Sometimes Mama asks me where I went that night on the other side of the river. And what happened when I got there. But I can’t remember anything, except stepping out the door and how nice it was to walk across the square of ragged grass and feel the breeze, to smell it, how loud it was and the streaks of light in the sky, the fiery water. How I ran and ran. And something about men’s shiny red faces, their drunk breath and loud shouting voices. And some girls were there too, they were screaming, crying, moaning, but maybe that’s all part of a nightmare, the men standing over those girls, holding them down, banging into them like crazed, frenzied zombies, grunting, swearing, and twitching like they were being electrocuted.

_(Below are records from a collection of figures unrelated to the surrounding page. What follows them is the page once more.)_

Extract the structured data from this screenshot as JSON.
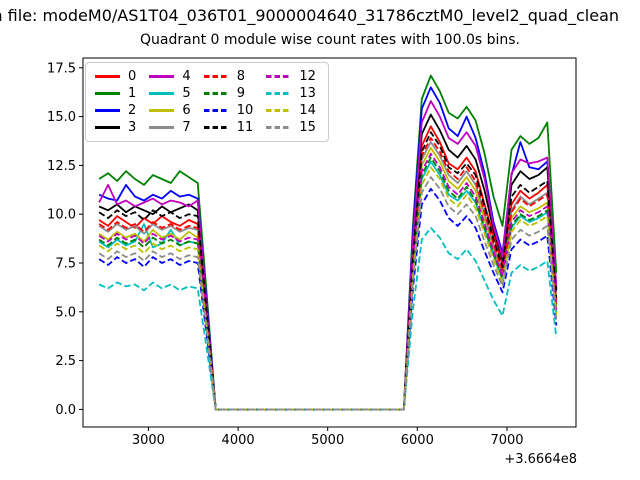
{
  "header": {
    "file_line": "m file: modeM0/AS1T04_036T01_9000004640_31786cztM0_level2_quad_clean"
  },
  "chart_data": {
    "type": "line",
    "title": "Quadrant 0 module wise count rates with 100.0s bins.",
    "xlabel": "",
    "ylabel": "",
    "x_offset_label": "+3.6664e8",
    "xlim": [
      2270,
      7770
    ],
    "ylim": [
      -0.9,
      18.0
    ],
    "x_ticks": [
      3000,
      4000,
      5000,
      6000,
      7000
    ],
    "x_tick_labels": [
      "3000",
      "4000",
      "5000",
      "6000",
      "7000"
    ],
    "y_ticks": [
      0.0,
      2.5,
      5.0,
      7.5,
      10.0,
      12.5,
      15.0,
      17.5
    ],
    "y_tick_labels": [
      "0.0",
      "2.5",
      "5.0",
      "7.5",
      "10.0",
      "12.5",
      "15.0",
      "17.5"
    ],
    "grid": false,
    "legend_position": "upper left",
    "legend_columns": 4,
    "x": [
      2450,
      2550,
      2650,
      2750,
      2850,
      2950,
      3050,
      3150,
      3250,
      3350,
      3450,
      3550,
      3650,
      3750,
      3850,
      3950,
      4050,
      4150,
      4250,
      4350,
      4450,
      4550,
      4650,
      4750,
      4850,
      4950,
      5050,
      5150,
      5250,
      5350,
      5450,
      5550,
      5650,
      5750,
      5850,
      5950,
      6050,
      6150,
      6250,
      6350,
      6450,
      6550,
      6650,
      6750,
      6850,
      6950,
      7050,
      7150,
      7250,
      7350,
      7450,
      7550
    ],
    "series": [
      {
        "name": "0",
        "color": "#ff0000",
        "dash": false,
        "values": [
          9.7,
          9.4,
          9.9,
          9.6,
          9.3,
          9.8,
          9.5,
          9.9,
          9.6,
          9.4,
          9.7,
          9.5,
          4.8,
          0,
          0,
          0,
          0,
          0,
          0,
          0,
          0,
          0,
          0,
          0,
          0,
          0,
          0,
          0,
          0,
          0,
          0,
          0,
          0,
          0,
          0,
          8.0,
          13.5,
          14.5,
          13.7,
          12.6,
          12.3,
          12.9,
          12.2,
          10.5,
          8.9,
          7.4,
          10.5,
          11.2,
          10.8,
          11.1,
          11.5,
          5.6
        ]
      },
      {
        "name": "1",
        "color": "#008000",
        "dash": false,
        "values": [
          11.8,
          12.1,
          11.7,
          12.2,
          11.8,
          11.5,
          12.0,
          11.8,
          11.6,
          12.2,
          11.9,
          11.6,
          5.9,
          0,
          0,
          0,
          0,
          0,
          0,
          0,
          0,
          0,
          0,
          0,
          0,
          0,
          0,
          0,
          0,
          0,
          0,
          0,
          0,
          0,
          0,
          9.4,
          15.9,
          17.1,
          16.3,
          15.2,
          14.9,
          15.5,
          14.8,
          13.1,
          10.9,
          9.4,
          13.3,
          14.0,
          13.6,
          13.9,
          14.7,
          7.0
        ]
      },
      {
        "name": "2",
        "color": "#0000ff",
        "dash": false,
        "values": [
          11.0,
          10.8,
          10.7,
          11.5,
          10.9,
          10.7,
          11.0,
          10.8,
          11.2,
          10.9,
          11.0,
          10.8,
          5.5,
          0,
          0,
          0,
          0,
          0,
          0,
          0,
          0,
          0,
          0,
          0,
          0,
          0,
          0,
          0,
          0,
          0,
          0,
          0,
          0,
          0,
          0,
          9.1,
          15.4,
          16.5,
          15.7,
          14.4,
          14.0,
          15.0,
          13.9,
          12.1,
          9.6,
          8.0,
          12.0,
          13.7,
          12.4,
          12.3,
          12.7,
          6.2
        ]
      },
      {
        "name": "3",
        "color": "#000000",
        "dash": false,
        "values": [
          10.4,
          10.2,
          10.5,
          10.1,
          10.4,
          10.2,
          10.0,
          10.4,
          10.1,
          10.3,
          10.5,
          10.2,
          5.1,
          0,
          0,
          0,
          0,
          0,
          0,
          0,
          0,
          0,
          0,
          0,
          0,
          0,
          0,
          0,
          0,
          0,
          0,
          0,
          0,
          0,
          0,
          8.3,
          14.1,
          15.1,
          14.3,
          13.3,
          12.9,
          13.5,
          12.8,
          11.2,
          9.2,
          7.7,
          11.5,
          12.2,
          11.8,
          12.0,
          12.4,
          6.1
        ]
      },
      {
        "name": "4",
        "color": "#bf00bf",
        "dash": false,
        "values": [
          10.6,
          11.5,
          10.5,
          10.7,
          10.4,
          10.6,
          10.8,
          10.5,
          10.7,
          10.6,
          10.4,
          10.7,
          5.3,
          0,
          0,
          0,
          0,
          0,
          0,
          0,
          0,
          0,
          0,
          0,
          0,
          0,
          0,
          0,
          0,
          0,
          0,
          0,
          0,
          0,
          0,
          8.7,
          14.7,
          15.8,
          15.0,
          13.9,
          13.6,
          14.2,
          13.5,
          11.8,
          9.4,
          7.8,
          12.1,
          12.8,
          12.6,
          12.7,
          12.9,
          6.3
        ]
      },
      {
        "name": "5",
        "color": "#00bfbf",
        "dash": false,
        "values": [
          8.6,
          8.3,
          8.7,
          8.4,
          8.6,
          9.5,
          8.3,
          8.5,
          9.2,
          8.4,
          8.6,
          8.5,
          4.3,
          0,
          0,
          0,
          0,
          0,
          0,
          0,
          0,
          0,
          0,
          0,
          0,
          0,
          0,
          0,
          0,
          0,
          0,
          0,
          0,
          0,
          0,
          7.0,
          11.8,
          12.7,
          12.0,
          11.0,
          10.7,
          11.2,
          10.6,
          9.2,
          7.9,
          6.6,
          9.3,
          9.9,
          9.6,
          9.8,
          10.1,
          4.9
        ]
      },
      {
        "name": "6",
        "color": "#bfbf00",
        "dash": false,
        "values": [
          9.0,
          8.7,
          9.1,
          8.8,
          9.0,
          8.6,
          9.2,
          8.8,
          9.0,
          8.7,
          9.1,
          8.8,
          4.5,
          0,
          0,
          0,
          0,
          0,
          0,
          0,
          0,
          0,
          0,
          0,
          0,
          0,
          0,
          0,
          0,
          0,
          0,
          0,
          0,
          0,
          0,
          7.4,
          12.5,
          13.4,
          12.7,
          11.7,
          11.3,
          11.9,
          11.2,
          9.7,
          8.2,
          6.9,
          9.8,
          10.4,
          10.1,
          10.3,
          10.6,
          5.2
        ]
      },
      {
        "name": "7",
        "color": "#8c8c8c",
        "dash": false,
        "values": [
          9.4,
          9.1,
          9.5,
          9.2,
          9.4,
          9.0,
          9.5,
          9.2,
          9.4,
          9.1,
          9.3,
          9.2,
          4.7,
          0,
          0,
          0,
          0,
          0,
          0,
          0,
          0,
          0,
          0,
          0,
          0,
          0,
          0,
          0,
          0,
          0,
          0,
          0,
          0,
          0,
          0,
          7.5,
          12.8,
          13.7,
          13.0,
          12.0,
          11.6,
          12.2,
          11.5,
          10.0,
          8.4,
          7.0,
          10.2,
          10.9,
          10.5,
          10.8,
          11.1,
          5.4
        ]
      },
      {
        "name": "8",
        "color": "#ff0000",
        "dash": true,
        "values": [
          9.5,
          9.2,
          9.6,
          9.3,
          9.5,
          9.1,
          9.6,
          9.3,
          9.5,
          9.2,
          9.4,
          9.3,
          4.7,
          0,
          0,
          0,
          0,
          0,
          0,
          0,
          0,
          0,
          0,
          0,
          0,
          0,
          0,
          0,
          0,
          0,
          0,
          0,
          0,
          0,
          0,
          7.6,
          13.0,
          13.9,
          13.2,
          12.2,
          11.8,
          12.4,
          11.7,
          10.1,
          8.5,
          7.1,
          10.1,
          10.8,
          10.4,
          10.7,
          11.0,
          5.4
        ]
      },
      {
        "name": "9",
        "color": "#008000",
        "dash": true,
        "values": [
          8.7,
          8.4,
          8.8,
          8.5,
          8.7,
          8.3,
          8.8,
          8.5,
          8.7,
          8.4,
          8.6,
          8.5,
          4.3,
          0,
          0,
          0,
          0,
          0,
          0,
          0,
          0,
          0,
          0,
          0,
          0,
          0,
          0,
          0,
          0,
          0,
          0,
          0,
          0,
          0,
          0,
          7.1,
          12.0,
          12.9,
          12.2,
          11.2,
          10.8,
          11.4,
          10.7,
          9.3,
          8.0,
          6.7,
          9.4,
          10.0,
          9.7,
          9.9,
          10.2,
          5.0
        ]
      },
      {
        "name": "10",
        "color": "#0000ff",
        "dash": true,
        "values": [
          7.7,
          7.4,
          7.8,
          7.5,
          7.7,
          7.3,
          7.8,
          7.5,
          7.7,
          7.4,
          7.6,
          7.5,
          3.8,
          0,
          0,
          0,
          0,
          0,
          0,
          0,
          0,
          0,
          0,
          0,
          0,
          0,
          0,
          0,
          0,
          0,
          0,
          0,
          0,
          0,
          0,
          6.2,
          10.5,
          11.3,
          10.7,
          9.8,
          9.4,
          9.9,
          9.3,
          8.1,
          7.0,
          6.0,
          8.2,
          8.7,
          8.4,
          8.6,
          8.9,
          4.3
        ]
      },
      {
        "name": "11",
        "color": "#000000",
        "dash": true,
        "values": [
          10.1,
          9.8,
          10.2,
          9.9,
          10.1,
          9.7,
          10.2,
          9.9,
          10.1,
          9.8,
          10.0,
          9.9,
          5.0,
          0,
          0,
          0,
          0,
          0,
          0,
          0,
          0,
          0,
          0,
          0,
          0,
          0,
          0,
          0,
          0,
          0,
          0,
          0,
          0,
          0,
          0,
          7.8,
          13.2,
          14.2,
          13.5,
          12.4,
          12.1,
          12.6,
          12.0,
          10.4,
          8.7,
          7.3,
          10.9,
          11.5,
          11.1,
          11.4,
          11.7,
          5.7
        ]
      },
      {
        "name": "12",
        "color": "#bf00bf",
        "dash": true,
        "values": [
          8.9,
          8.6,
          9.0,
          8.7,
          8.9,
          8.5,
          9.0,
          8.7,
          8.9,
          8.6,
          8.8,
          8.7,
          4.4,
          0,
          0,
          0,
          0,
          0,
          0,
          0,
          0,
          0,
          0,
          0,
          0,
          0,
          0,
          0,
          0,
          0,
          0,
          0,
          0,
          0,
          0,
          7.2,
          12.2,
          13.1,
          12.4,
          11.4,
          11.0,
          11.6,
          10.9,
          9.5,
          8.1,
          6.8,
          9.6,
          10.2,
          9.9,
          10.1,
          10.4,
          5.1
        ]
      },
      {
        "name": "13",
        "color": "#00bfbf",
        "dash": true,
        "values": [
          6.4,
          6.2,
          6.5,
          6.3,
          6.4,
          6.1,
          6.5,
          6.2,
          6.4,
          6.1,
          6.3,
          6.2,
          3.1,
          0,
          0,
          0,
          0,
          0,
          0,
          0,
          0,
          0,
          0,
          0,
          0,
          0,
          0,
          0,
          0,
          0,
          0,
          0,
          0,
          0,
          0,
          5.1,
          8.7,
          9.3,
          8.8,
          8.0,
          7.7,
          8.2,
          7.6,
          6.6,
          5.6,
          4.8,
          7.0,
          7.4,
          7.1,
          7.3,
          7.6,
          3.7
        ]
      },
      {
        "name": "14",
        "color": "#bfbf00",
        "dash": true,
        "values": [
          8.4,
          8.1,
          8.5,
          8.2,
          8.4,
          8.0,
          8.5,
          8.2,
          8.4,
          8.1,
          8.3,
          8.2,
          4.2,
          0,
          0,
          0,
          0,
          0,
          0,
          0,
          0,
          0,
          0,
          0,
          0,
          0,
          0,
          0,
          0,
          0,
          0,
          0,
          0,
          0,
          0,
          6.8,
          11.5,
          12.4,
          11.8,
          10.8,
          10.4,
          11.0,
          10.3,
          9.0,
          7.7,
          6.5,
          9.1,
          9.7,
          9.4,
          9.6,
          9.9,
          4.8
        ]
      },
      {
        "name": "15",
        "color": "#8c8c8c",
        "dash": true,
        "values": [
          8.0,
          7.7,
          8.1,
          7.8,
          8.0,
          7.6,
          8.1,
          7.8,
          8.0,
          7.7,
          7.9,
          7.8,
          4.0,
          0,
          0,
          0,
          0,
          0,
          0,
          0,
          0,
          0,
          0,
          0,
          0,
          0,
          0,
          0,
          0,
          0,
          0,
          0,
          0,
          0,
          0,
          6.5,
          11.1,
          11.9,
          11.3,
          10.4,
          10.0,
          10.5,
          9.9,
          8.6,
          7.4,
          6.3,
          8.7,
          9.2,
          8.9,
          9.1,
          9.4,
          4.6
        ]
      }
    ]
  }
}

Baka asks me too. She says, you don’t have to have secrets from me, you know that, Jevrem, you and me, we’re friends. I know everything that happens in a war so you don’t have to protect my feelings. But I still can’t remember anything, except for the feel of the cool night air on my face and the sound of things shattering close by, the stench of things burning, those sweaty men, those wailing girls, their straining, grimacing faces, the pain in my belly, the room with no walls, lying there waiting, the three huge medics coming to get me, how they looked sad and angry when they saw me, how cold my feet were. I remember those things, or maybe I’ve created them in my mind when I daydream, those visions that start out happy and end up all twisted and weird, overrun by savage wolves and dead ends, places I’ve run to but can’t get out of, like a jail. So I say nothing to either of them.